3. The method for discriminating between coding and non-coding RNAs based on deep learning of claim 2, wherein the step 1 of quasi-equilibrium processing of the selected long non-coding RNA transcript sequence and messenger RNA transcript sequence is:

4. The method for distinguishing between coding and non-coding ribonucleic acids based on deep learning of claim 3, wherein the step 2 of converting each of the long non-coding ribonucleic acid transcript sequence and the messenger ribonucleic acid transcript sequence into k-mer frequencies is specifically as follows:

then, k is used asSliding a sliding window along each transcript sequence for the length of the sliding window, the step size of the sliding window being set to 1, the number of occurrences of a pattern in each transcript sequence being increased by 1 if the string in the sliding window matches one of the 5460 patterns when the sliding window is slid over the transcript sequence, c_iI is 1,2,3, …, 5460, i.e. is c_iIndicates the number of occurrences of pattern i in a transcript sequence;

s_k＝L-k+1 (2)

wherein L is the length of the transcript sequence;

w_K＝1/4^5-k (3)。

5. the method for discriminating coding and non-coding ribonucleic acids based on deep learning of claim 4, wherein the convolutional neural network model structure constructed in the step 3 is as follows:

6. The method of claim 5, wherein the training in step 3 is performed by using 5460 k-mer patterns corresponding to the selected long non-coding RNA transcript sequence and the selected messenger RNA transcript sequence as k-mer frequencies as the input of the convolutional neural network model and as the basis for model prediction.
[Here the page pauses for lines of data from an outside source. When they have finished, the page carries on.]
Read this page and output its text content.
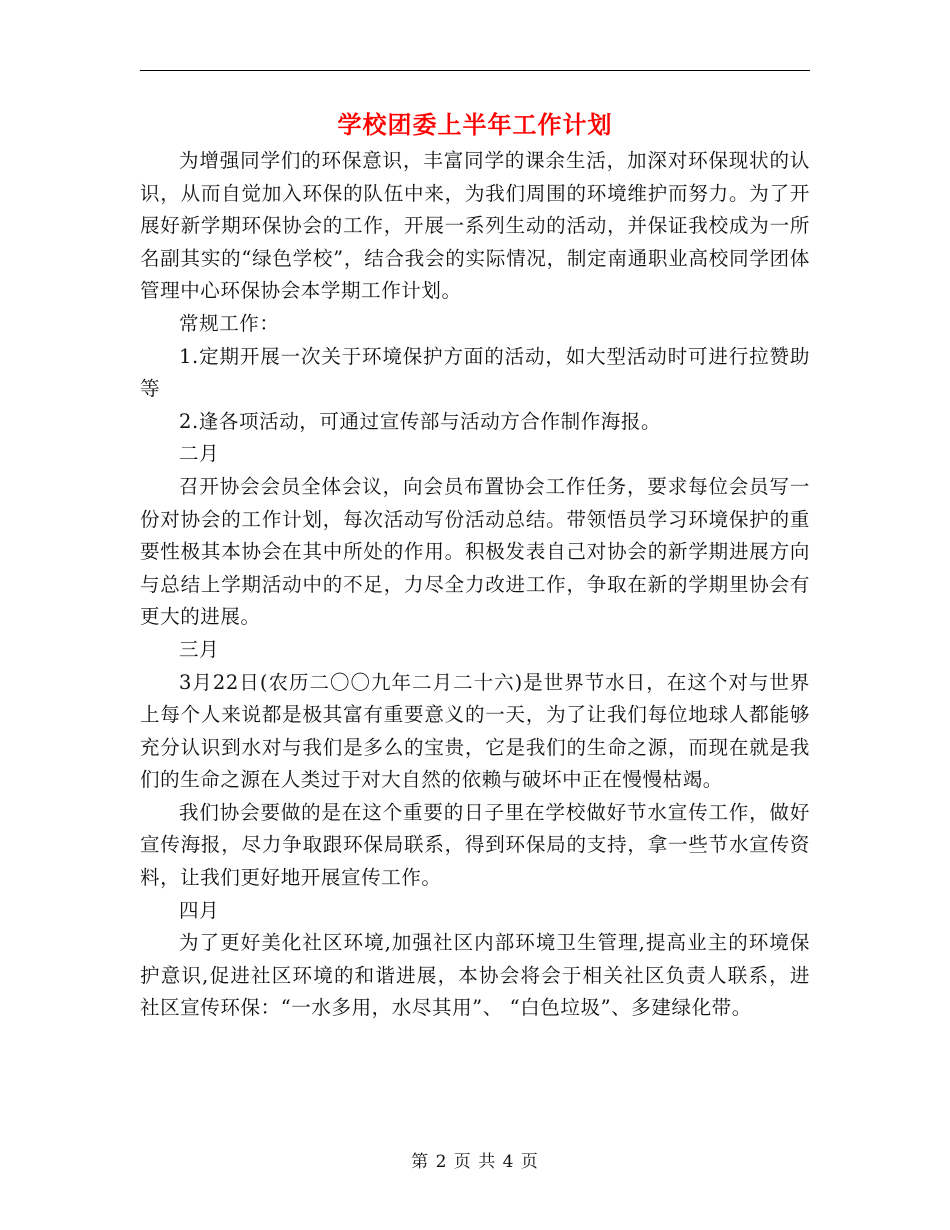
学校团委上半年工作计划

为增强同学们的环保意识，丰富同学的课余生活，加深对环保现状的认识，从而自觉加入环保的队伍中来，为我们周围的环境维护而努力。为了开展好新学期环保协会的工作，开展一系列生动的活动，并保证我校成为一所名副其实的“绿色学校”，结合我会的实际情况，制定南通职业高校同学团体管理中心环保协会本学期工作计划。

常规工作：

1.定期开展一次关于环境保护方面的活动，如大型活动时可进行拉赞助等

2.逢各项活动，可通过宣传部与活动方合作制作海报。

二月

召开协会会员全体会议，向会员布置协会工作任务，要求每位会员写一份对协会的工作计划，每次活动写份活动总结。带领悟员学习环境保护的重要性极其本协会在其中所处的作用。积极发表自己对协会的新学期进展方向与总结上学期活动中的不足，力尽全力改进工作，争取在新的学期里协会有更大的进展。

三月

3月22日(农历二〇〇九年二月二十六)是世界节水日，在这个对与世界上每个人来说都是极其富有重要意义的一天，为了让我们每位地球人都能够充分认识到水对与我们是多么的宝贵，它是我们的生命之源，而现在就是我们的生命之源在人类过于对大自然的依赖与破坏中正在慢慢枯竭。

我们协会要做的是在这个重要的日子里在学校做好节水宣传工作，做好宣传海报，尽力争取跟环保局联系，得到环保局的支持，拿一些节水宣传资料，让我们更好地开展宣传工作。

四月

为了更好美化社区环境,加强社区内部环境卫生管理,提高业主的环境保护意识,促进社区环境的和谐进展，本协会将会于相关社区负责人联系，进社区宣传环保：“一水多用，水尽其用”、 “白色垃圾”、多建绿化带。

第 2 页 共 4 页
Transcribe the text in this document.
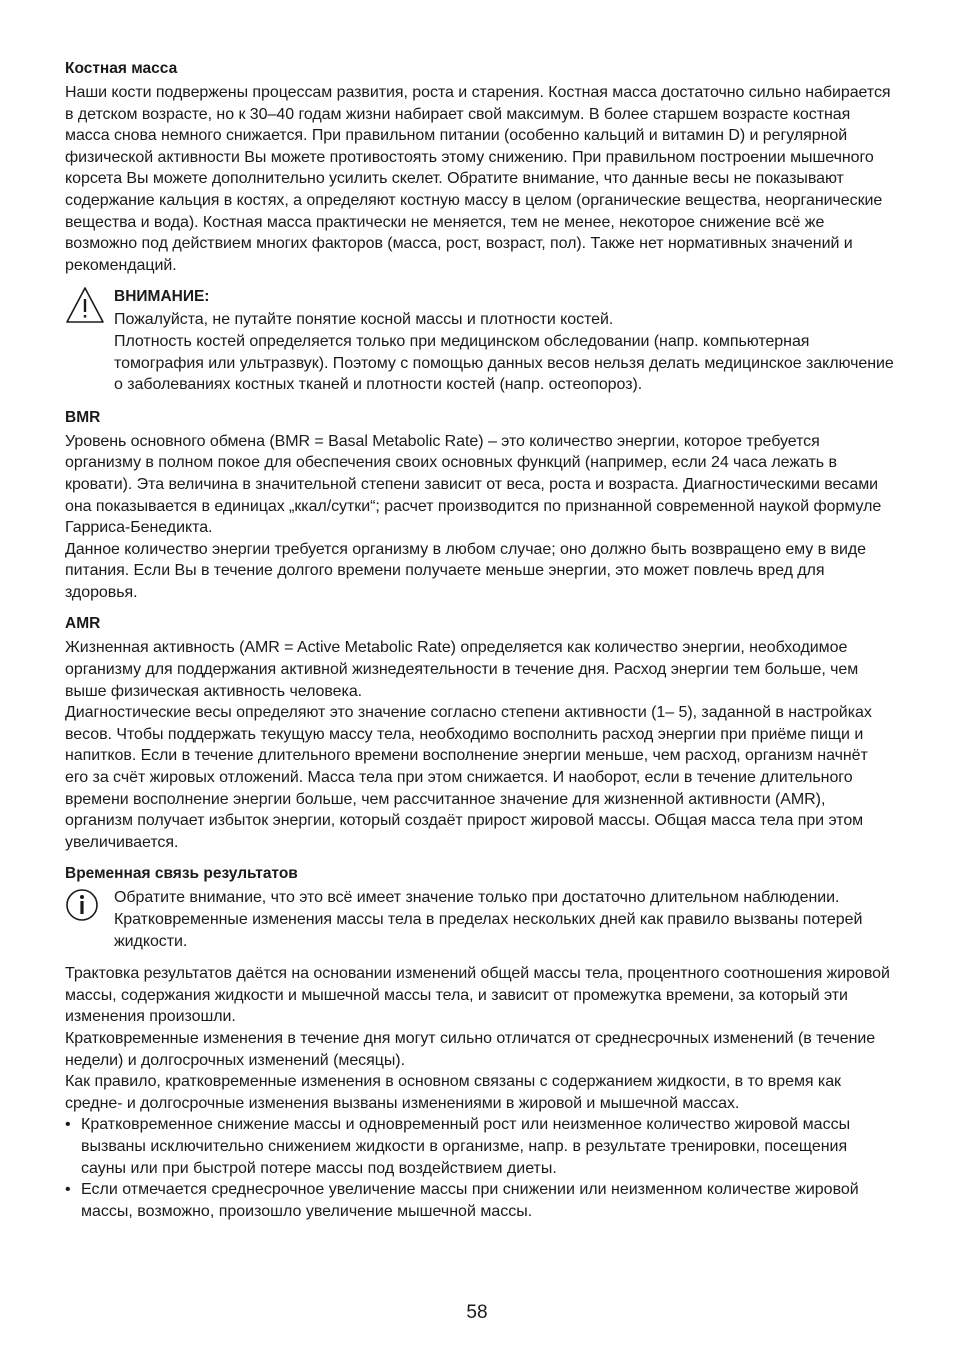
Костная масса

Наши кости подвержены процессам развития, роста и старения. Костная масса достаточно сильно набирается в детском возрасте, но к 30–40 годам жизни набирает свой максимум. В более старшем возрасте костная масса снова немного снижается. При правильном питании (особенно кальций и витамин D) и регулярной физической активности Вы можете противостоять этому снижению. При правильном построении мышечного корсета Вы можете дополнительно усилить скелет. Обратите внимание, что данные весы не показывают содержание кальция в костях, а определяют костную массу в целом (органические вещества, неорганические вещества и вода). Костная масса практически не меняется, тем не менее, некоторое снижение всё же возможно под действием многих факторов (масса, рост, возраст, пол). Также нет нормативных значений и рекомендаций.

ВНИМАНИЕ:

Пожалуйста, не путайте понятие косной массы и плотности костей.

Плотность костей определяется только при медицинском обследовании (напр. компьютерная томография или ультразвук). Поэтому с помощью данных весов нельзя делать медицинское заключение о заболеваниях костных тканей и плотности костей (напр. остеопороз).

BMR

Уровень основного обмена (BMR = Basal Metabolic Rate) – это количество энергии, которое требуется организму в полном покое для обеспечения своих основных функций (например, если 24 часа лежать в кровати). Эта величина в значительной степени зависит от веса, роста и возраста. Диагностическими весами она показывается в единицах „ккал/сутки“; расчет производится по признанной современной наукой формуле Гарриса-Бенедикта.

Данное количество энергии требуется организму в любом случае; оно должно быть возвращено ему в виде питания. Если Вы в течение долгого времени получаете меньше энергии, это может повлечь вред для здоровья.

AMR

Жизненная активность (AMR = Active Metabolic Rate) определяется как количество энергии, необходимое организму для поддержания активной жизнедеятельности в течение дня. Расход энергии тем больше, чем выше физическая активность человека.

Диагностические весы определяют это значение согласно степени активности (1– 5), заданной в настройках весов. Чтобы поддержать текущую массу тела, необходимо восполнить расход энергии при приёме пищи и напитков. Если в течение длительного времени восполнение энергии меньше, чем расход, организм начнёт его за счёт жировых отложений. Масса тела при этом снижается. И наоборот, если в течение длительного времени восполнение энергии больше, чем рассчитанное значение для жизненной активности (AMR), организм получает избыток энергии, который создаёт прирост жировой массы. Общая масса тела при этом увеличивается.

Временная связь результатов

Обратите внимание, что это всё имеет значение только при достаточно длительном наблюдении. Кратковременные изменения массы тела в пределах нескольких дней как правило вызваны потерей жидкости.

Трактовка результатов даётся на основании изменений общей массы тела, процентного соотношения жировой массы, содержания жидкости и мышечной массы тела, и зависит от промежутка времени, за который эти изменения произошли.

Кратковременные изменения в течение дня могут сильно отличатся от среднесрочных изменений (в течение недели) и долгосрочных изменений (месяцы).

Как правило, кратковременные изменения в основном связаны с содержанием жидкости, в то время как средне- и долгосрочные изменения вызваны изменениями в жировой и мышечной массах.

• Кратковременное снижение массы и одновременный рост или неизменное количество жировой массы вызваны исключительно снижением жидкости в организме, напр. в результате тренировки, посещения сауны или при быстрой потере массы под воздействием диеты.
• Если отмечается среднесрочное увеличение массы при снижении или неизменном количестве жировой массы, возможно, произошло увеличение мышечной массы.
58
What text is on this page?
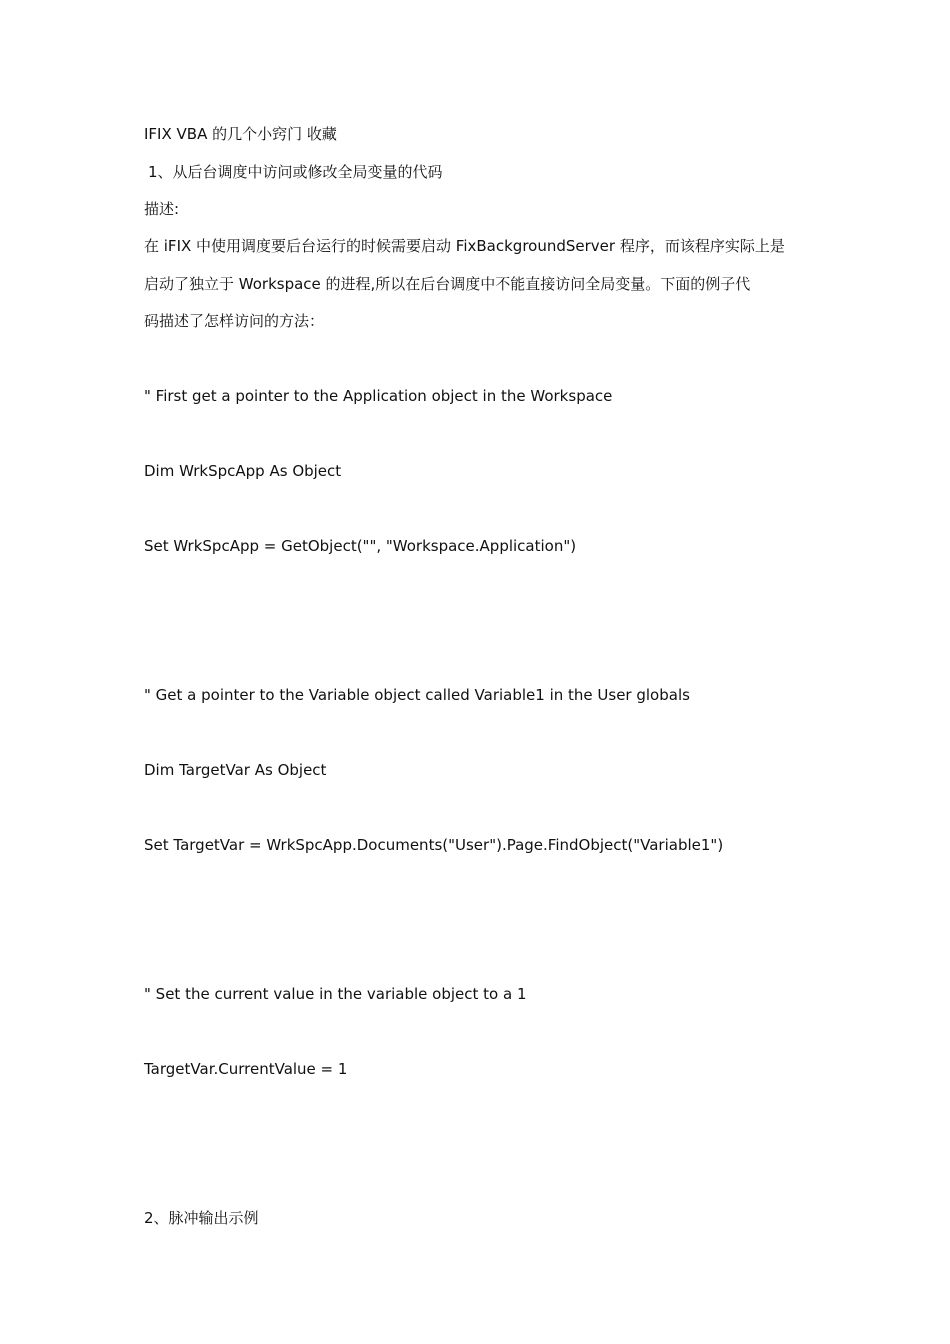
IFIX VBA 的几个小窍门 收藏
1、从后台调度中访问或修改全局变量的代码
描述:
在 iFIX 中使用调度要后台运行的时候需要启动 FixBackgroundServer 程序，而该程序实际上是
启动了独立于 Workspace 的进程,所以在后台调度中不能直接访问全局变量。下面的例子代
码描述了怎样访问的方法：
" First get a pointer to the Application object in the Workspace
Dim WrkSpcApp As Object
Set WrkSpcApp = GetObject("", "Workspace.Application")
" Get a pointer to the Variable object called Variable1 in the User globals
Dim TargetVar As Object
Set TargetVar = WrkSpcApp.Documents("User").Page.FindObject("Variable1")
" Set the current value in the variable object to a 1
TargetVar.CurrentValue = 1
2、脉冲输出示例
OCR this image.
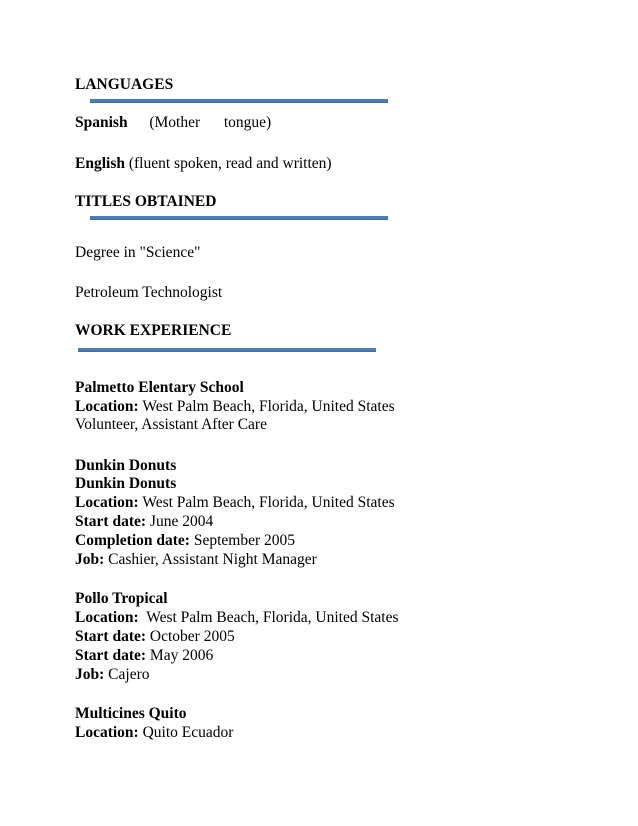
LANGUAGES
Spanish (Mother tongue)
English (fluent spoken, read and written)
TITLES OBTAINED
Degree in "Science"
Petroleum Technologist
WORK EXPERIENCE
Palmetto Elentary School
Location: West Palm Beach, Florida, United States
Volunteer, Assistant After Care
Dunkin Donuts
Dunkin Donuts
Location: West Palm Beach, Florida, United States
Start date: June 2004
Completion date: September 2005
Job: Cashier, Assistant Night Manager
Pollo Tropical
Location:  West Palm Beach, Florida, United States
Start date: October 2005
Start date: May 2006
Job: Cajero
Multicines Quito
Location: Quito Ecuador
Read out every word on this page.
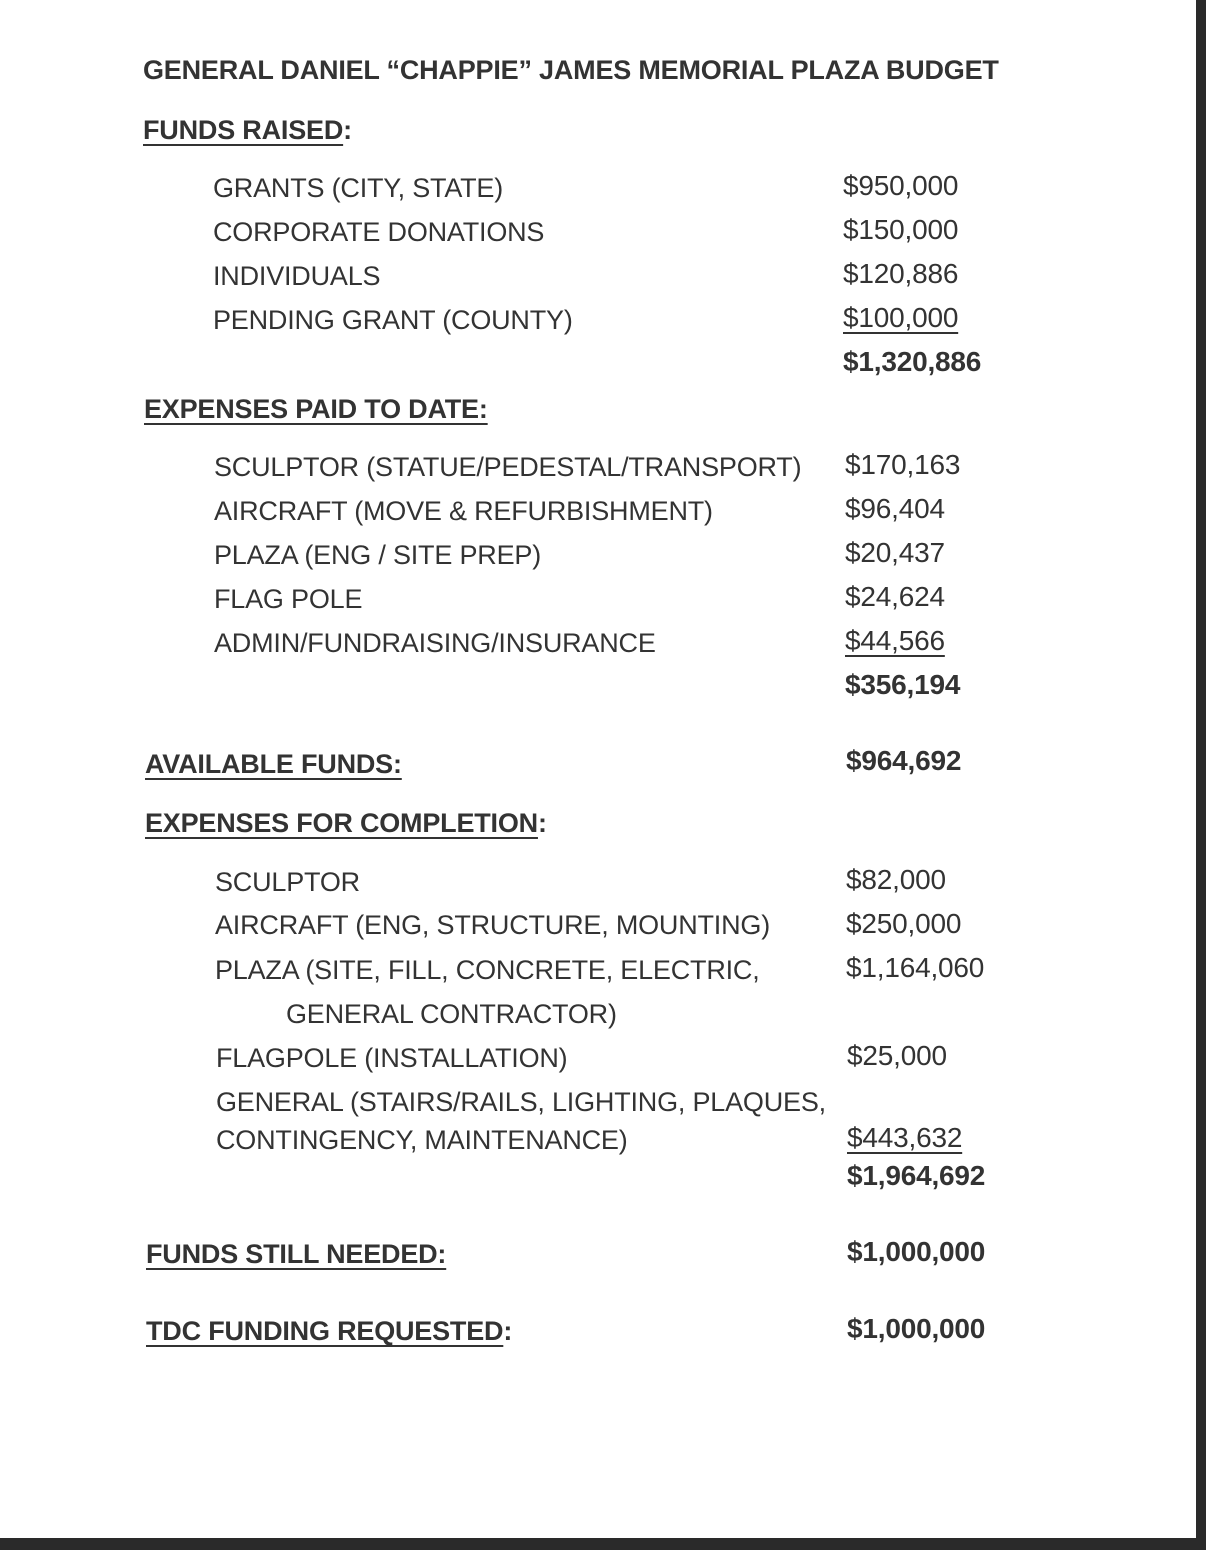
GENERAL DANIEL “CHAPPIE” JAMES MEMORIAL PLAZA BUDGET
FUNDS RAISED:
GRANTS (CITY, STATE)	$950,000
CORPORATE DONATIONS	$150,000
INDIVIDUALS	$120,886
PENDING GRANT (COUNTY)	$100,000
$1,320,886
EXPENSES PAID TO DATE:
SCULPTOR (STATUE/PEDESTAL/TRANSPORT) $170,163
AIRCRAFT (MOVE & REFURBISHMENT)	$96,404
PLAZA (ENG / SITE PREP)	$20,437
FLAG POLE	$24,624
ADMIN/FUNDRAISING/INSURANCE	$44,566
$356,194
AVAILABLE FUNDS:	$964,692
EXPENSES FOR COMPLETION:
SCULPTOR	$82,000
AIRCRAFT (ENG, STRUCTURE, MOUNTING)	$250,000
PLAZA (SITE, FILL, CONCRETE, ELECTRIC,	$1,164,060
GENERAL CONTRACTOR)
FLAGPOLE (INSTALLATION)	$25,000
GENERAL (STAIRS/RAILS, LIGHTING, PLAQUES,
CONTINGENCY, MAINTENANCE)	$443,632
$1,964,692
FUNDS STILL NEEDED:	$1,000,000
TDC FUNDING REQUESTED:	$1,000,000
7. The method of claim 6, wherein the step 3 comprises adding a callback function during the training process to dynamically adjust the learning rate, wherein the initial learning rate is 0.001, the learning rate is automatically modified every epoch period, the optimizer is Adam, and 100 epochs are trained by selecting 128 patterns per training.

8. The method for discriminating between coding and non-coding ribonucleic acids based on deep learning of claim 7, wherein the step 3 of inputting the nucleic acid sequences to be discriminated into the prediction model results in the discrimination results specifically: and inputting the frequencies of the k-mers corresponding to the 5460 k-mer modes corresponding to the nucleic acid sequences to be distinguished into a prediction model to obtain a distinguishing result.